Robert Beauchemin, lui, mange aux antipodes : Ta est un resto australien où l’on peut manger beau, bon, pas trop cher. Au menu, les meatpies, des pâtés à la viande farcis de chili con carne, de cari d’agneau et tutti quanti. Vous y dévorerez aussi des sausage rolls et des pastis. La dent sucrée sera bien servie avec une portion de Lemington : un gâteau blanc à la confiture, crème de chocolat et noix de coco. Ça coute moins cher qu’un billet d’avion pour le pays de Skippy!
La Gazette
Lesley Chesterman s’offre le luxe cette semaine. La Porte est un resto français dans la grande tradition. Il sert son impeccable cuisine depuis quatre ans sur le Boulvard St-Laurent. On se délecte d’amuse bouches de purée de petits pois et gelée de homard. Au chapitre des entrées, de bon morceaux de homard servis avec des pâtes dans une sauce au lait fumé, bacon et truffe. On peut préférer les ris de veau légèrement croustillants servis avec de la chorizo et des petits pois. Du côté des plats principaux, du boeuf servi de deux façons (épaule braisée 72 heures et faux filet grillé) cuit à la perfection, accompagné de gâteau de polenta, artichauts braisés, tomates rôties et jus de cuisson réduit, aromatisé aux anchois. Ou encore, l’assiette surf and turf de porc emballé dans une galette de sarrasin (le chef est breton), et homard, le tout arrosé d’une sauce gribiche. Le restant du repas est à l’avenant. Seule ombre au tableau, le foie gras poêlé qui contenait beaucoup de nerfs. Qu’à cela ne tienne, quand Mme Chesterman rêve d’un repas français, c’est à La Porte qu’elle rêve!
Et elle a aussi aimé sEb l’Artisan Culinaire à Saint-Jovite. Une belle surprise. Lisez la critique ici.
Quant à Sarah Musgrave, c’est dans la région du nouveau Chinatown autour de la rue Sainte-Catherine Ouest, qu’elle retourne après quelques années chez Phayathai, un chaleureux resto thaïlandais. Un début de repas musclé : la soupe maison est presque une sculpture avec ses nombreux morceaux de calmars, sa pince de crabe, ses pétoncles et ses piments forts qui flottent sur un bouillon délicieux et…piquant. Piquant aussi la salade de canard émincé, menthe, citronnelle, chou et laitue.
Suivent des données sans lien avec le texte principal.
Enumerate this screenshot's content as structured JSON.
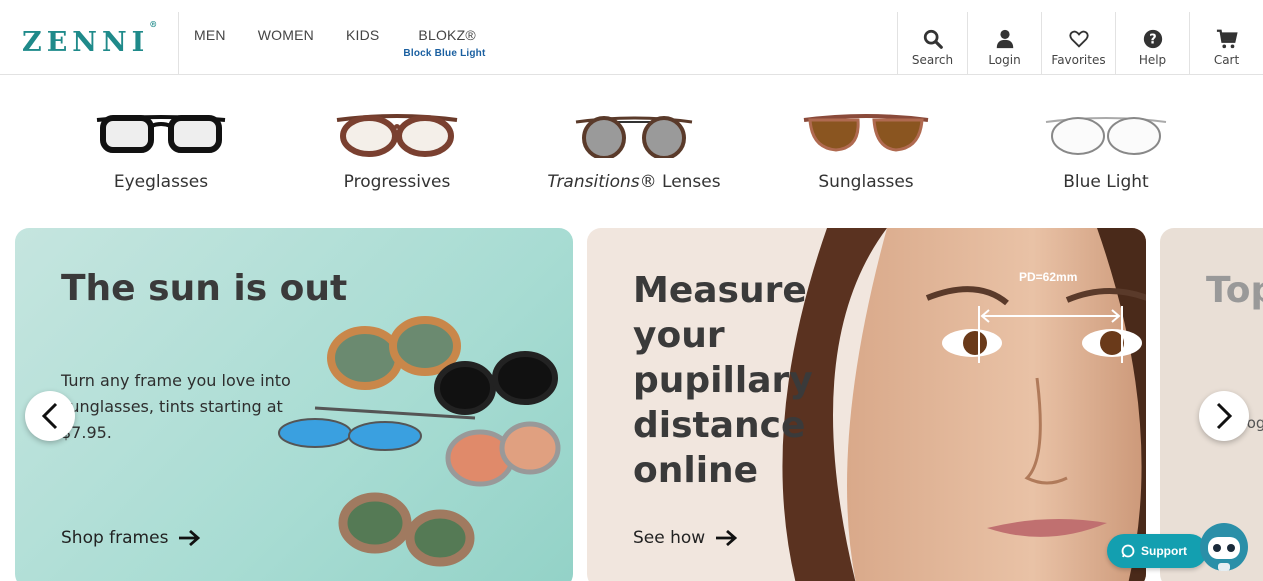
{
  "header": {
    "logo": "ZENNI",
    "logo_mark": "®",
    "nav": [
      {
        "label": "MEN"
      },
      {
        "label": "WOMEN"
      },
      {
        "label": "KIDS"
      },
      {
        "label": "BLOKZ®",
        "sub": "Block Blue Light"
      }
    ],
    "actions": [
      {
        "label": "Search",
        "icon": "search-icon"
      },
      {
        "label": "Login",
        "icon": "user-icon"
      },
      {
        "label": "Favorites",
        "icon": "heart-icon"
      },
      {
        "label": "Help",
        "icon": "help-icon"
      },
      {
        "label": "Cart",
        "icon": "cart-icon"
      }
    ]
  },
  "categories": [
    {
      "label": "Eyeglasses"
    },
    {
      "label": "Progressives"
    },
    {
      "label_italic": "Transitions®",
      "label_rest": " Lenses"
    },
    {
      "label": "Sunglasses"
    },
    {
      "label": "Blue Light"
    }
  ],
  "carousel": {
    "slides": [
      {
        "title": "The sun is out",
        "text": "Turn any frame you love into sunglasses, tints starting at $7.95.",
        "link": "Shop frames"
      },
      {
        "title": "Measure your pupillary distance online",
        "badge": "PD=62mm",
        "link": "See how"
      },
      {
        "title": "Top Pro",
        "text": "Aff progre use."
      }
    ],
    "prev_icon": "chevron-left-icon",
    "next_icon": "chevron-right-icon"
  },
  "support": {
    "label": "Support",
    "icon": "chat-icon"
  },
  "colors": {
    "brand": "#1f8a8a",
    "link_blue": "#1a5fa0",
    "support": "#139fb0",
    "card_teal": "#a8dcd3",
    "card_beige": "#f1e6de"
  }
}
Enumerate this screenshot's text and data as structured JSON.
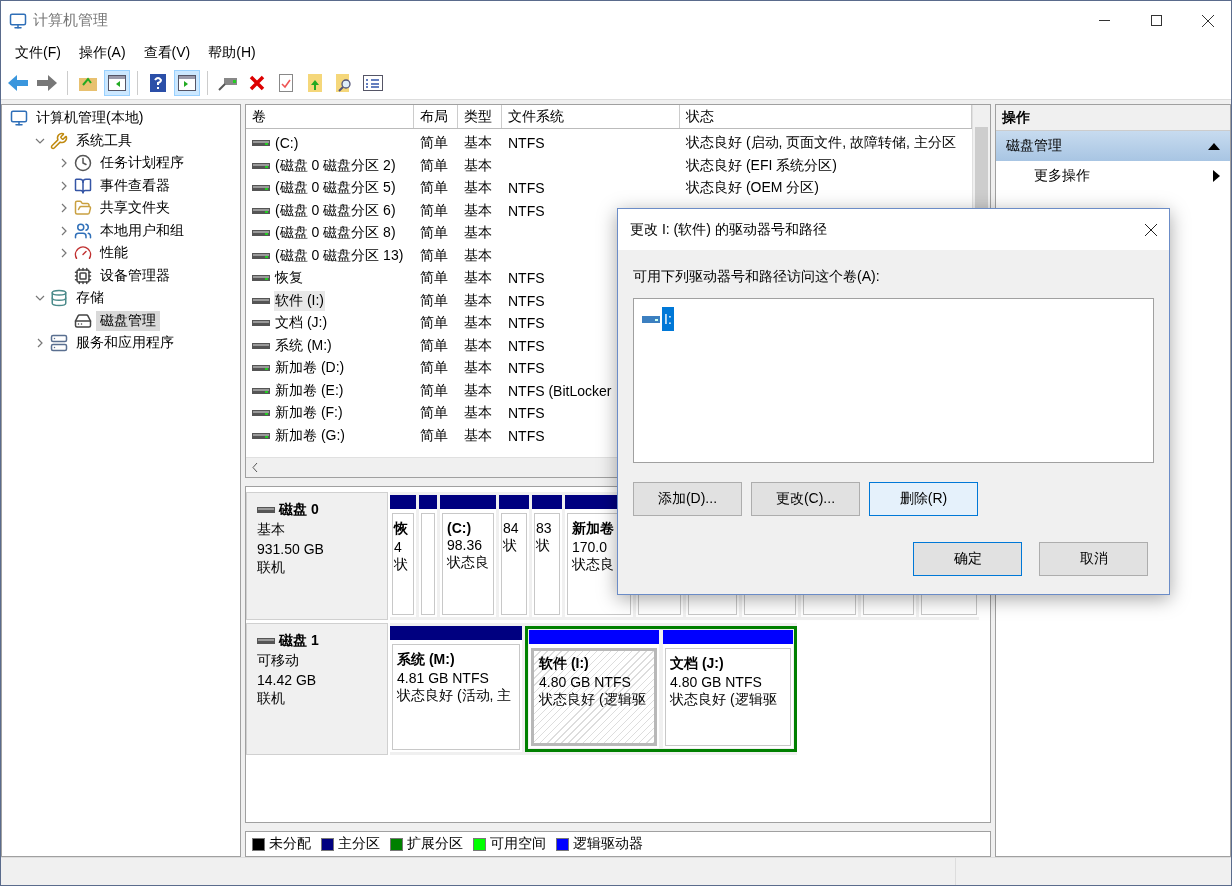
{
  "window": {
    "title": "计算机管理"
  },
  "menu": [
    "文件(F)",
    "操作(A)",
    "查看(V)",
    "帮助(H)"
  ],
  "toolbar": [
    {
      "kind": "back",
      "pressed": false
    },
    {
      "kind": "forward",
      "pressed": false
    },
    {
      "kind": "sep"
    },
    {
      "kind": "up",
      "pressed": false
    },
    {
      "kind": "tree",
      "pressed": true
    },
    {
      "kind": "sep"
    },
    {
      "kind": "help",
      "pressed": false
    },
    {
      "kind": "pane",
      "pressed": true
    },
    {
      "kind": "sep"
    },
    {
      "kind": "connect",
      "pressed": false
    },
    {
      "kind": "delete",
      "pressed": false
    },
    {
      "kind": "check",
      "pressed": false
    },
    {
      "kind": "import",
      "pressed": false
    },
    {
      "kind": "find",
      "pressed": false
    },
    {
      "kind": "list",
      "pressed": false
    }
  ],
  "tree": [
    {
      "label": "计算机管理(本地)",
      "selected": false,
      "children": [
        {
          "label": "系统工具",
          "expanded": true,
          "selected": false,
          "children": [
            {
              "label": "任务计划程序",
              "expanded": false,
              "selected": false
            },
            {
              "label": "事件查看器",
              "expanded": false,
              "selected": false
            },
            {
              "label": "共享文件夹",
              "expanded": false,
              "selected": false
            },
            {
              "label": "本地用户和组",
              "expanded": false,
              "selected": false
            },
            {
              "label": "性能",
              "expanded": false,
              "selected": false
            },
            {
              "label": "设备管理器",
              "selected": false
            }
          ]
        },
        {
          "label": "存储",
          "expanded": true,
          "selected": false,
          "children": [
            {
              "label": "磁盘管理",
              "selected": true
            }
          ]
        },
        {
          "label": "服务和应用程序",
          "expanded": false,
          "selected": false
        }
      ]
    }
  ],
  "table": {
    "columns": [
      "卷",
      "布局",
      "类型",
      "文件系统",
      "状态"
    ],
    "rows": [
      {
        "volume": " (C:)",
        "layout": "简单",
        "type": "基本",
        "fs": "NTFS",
        "status": "状态良好 (启动, 页面文件, 故障转储, 主分区",
        "removable": false,
        "selected": false
      },
      {
        "volume": "(磁盘 0 磁盘分区 2)",
        "layout": "简单",
        "type": "基本",
        "status": "状态良好 (EFI 系统分区)",
        "removable": false,
        "selected": false
      },
      {
        "volume": "(磁盘 0 磁盘分区 5)",
        "layout": "简单",
        "type": "基本",
        "fs": "NTFS",
        "status": "状态良好 (OEM 分区)",
        "removable": false,
        "selected": false
      },
      {
        "volume": "(磁盘 0 磁盘分区 6)",
        "layout": "简单",
        "type": "基本",
        "fs": "NTFS",
        "removable": false,
        "selected": false
      },
      {
        "volume": "(磁盘 0 磁盘分区 8)",
        "layout": "简单",
        "type": "基本",
        "removable": false,
        "selected": false
      },
      {
        "volume": "(磁盘 0 磁盘分区 13)",
        "layout": "简单",
        "type": "基本",
        "removable": false,
        "selected": false
      },
      {
        "volume": "恢复",
        "layout": "简单",
        "type": "基本",
        "fs": "NTFS",
        "removable": false,
        "selected": false
      },
      {
        "volume": "软件 (I:)",
        "layout": "简单",
        "type": "基本",
        "fs": "NTFS",
        "removable": true,
        "selected": true
      },
      {
        "volume": "文档 (J:)",
        "layout": "简单",
        "type": "基本",
        "fs": "NTFS",
        "removable": true,
        "selected": false
      },
      {
        "volume": "系统 (M:)",
        "layout": "简单",
        "type": "基本",
        "fs": "NTFS",
        "removable": true,
        "selected": false
      },
      {
        "volume": "新加卷 (D:)",
        "layout": "简单",
        "type": "基本",
        "fs": "NTFS",
        "removable": false,
        "selected": false
      },
      {
        "volume": "新加卷 (E:)",
        "layout": "简单",
        "type": "基本",
        "fs": "NTFS (BitLocker",
        "removable": false,
        "selected": false
      },
      {
        "volume": "新加卷 (F:)",
        "layout": "简单",
        "type": "基本",
        "fs": "NTFS",
        "removable": false,
        "selected": false
      },
      {
        "volume": "新加卷 (G:)",
        "layout": "简单",
        "type": "基本",
        "fs": "NTFS",
        "removable": false,
        "selected": false
      }
    ]
  },
  "disks": [
    {
      "name": "磁盘 0",
      "kind": "基本",
      "size": "931.50 GB",
      "state": "联机",
      "partitions": [
        {
          "kind": "primary",
          "name": "恢",
          "size": "4",
          "status": "状",
          "selected": false
        },
        {
          "kind": "primary",
          "selected": false
        },
        {
          "kind": "primary",
          "name": "(C:)",
          "size": "98.36",
          "status": "状态良",
          "selected": false
        },
        {
          "kind": "primary",
          "size": "84",
          "status": "状",
          "selected": false
        },
        {
          "kind": "primary",
          "size": "83",
          "status": "状",
          "selected": false
        },
        {
          "kind": "primary",
          "name": "新加卷",
          "size": "170.0",
          "status": "状态良",
          "selected": false
        },
        {
          "selected": false
        },
        {
          "selected": false
        },
        {
          "selected": false
        },
        {
          "selected": false
        },
        {
          "selected": false
        },
        {
          "selected": false
        }
      ]
    },
    {
      "name": "磁盘 1",
      "kind": "可移动",
      "size": "14.42 GB",
      "state": "联机",
      "partitions": [
        {
          "kind": "primary",
          "name": "系统  (M:)",
          "size": "4.81 GB NTFS",
          "status": "状态良好 (活动, 主",
          "selected": false
        },
        {
          "kind": "extended",
          "children": [
            {
              "kind": "logical",
              "name": "软件  (I:)",
              "size": "4.80 GB NTFS",
              "status": "状态良好 (逻辑驱",
              "selected": true
            },
            {
              "kind": "logical",
              "name": "文档  (J:)",
              "size": "4.80 GB NTFS",
              "status": "状态良好 (逻辑驱",
              "selected": false
            }
          ]
        }
      ]
    }
  ],
  "legend": [
    {
      "label": "未分配",
      "color": "#000000"
    },
    {
      "label": "主分区",
      "color": "#000080"
    },
    {
      "label": "扩展分区",
      "color": "#008000"
    },
    {
      "label": "可用空间",
      "color": "#00ff00"
    },
    {
      "label": "逻辑驱动器",
      "color": "#0000ff"
    }
  ],
  "actions": {
    "title": "操作",
    "section": {
      "label": "磁盘管理",
      "expanded": true
    },
    "items": [
      "更多操作"
    ]
  },
  "dialog": {
    "title": "更改 I: (软件) 的驱动器号和路径",
    "prompt": "可用下列驱动器号和路径访问这个卷(A):",
    "list": [
      {
        "label": "I:",
        "selected": true
      }
    ],
    "buttons": [
      {
        "label": "添加(D)...",
        "highlighted": false
      },
      {
        "label": "更改(C)...",
        "highlighted": false
      },
      {
        "label": "删除(R)",
        "highlighted": true
      }
    ],
    "footer": [
      {
        "label": "确定",
        "default": true
      },
      {
        "label": "取消",
        "default": false
      }
    ]
  }
}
Les plats principaux reviennent à une température acceptable : aubergines au chili et basilic, et du canard dans une sauce de cari rouge et au lait de coco agrémenté pousses de bambous, ananas, poivrons et basilic de coco. Finalement, bien que pas aussi bon que les souvenirs qu’elle en gardait, Phayathai demeure une adresse sur laquelle on peut encore compter.
Voir
Gildas Meneu se promène rue Laurier, section Mile End et découvre L’un des sens, un resto qui se veut résolument citoyen : produits locaux, cuisine de saison et bio, quand ils sont disponibles. Le nom des plats sont longs comme des romans, mais on l’avantage de bien décrire ce qu’on retrouvera dans notre assiette. Saumon hyper tendre servi avec une brunoises de poire asiatique et de radis, agrémenté de gelée de thé et de perles de coriandre. Un gaspacho de tomates et pastèque un peu trop sucré au goût de Monsieur Meneu, mais estival. (Commentaire de Antoine : en début juin, c’est local et de saison les tomates et la pastèque?) Ou encore une omble chevalier, avec un quinoa aux poireaux en forme de risotto et un trait de purée de ratatouille bien aromatisée. Bien qu’un peu trop cuite, l’omble est le succès de la soirée. Bel atmosphère.
Hour
Catherine Macpherson elle aussi mange australien, chez TA (qui veux dire tourtière australienne). Elle a été complètement séduite.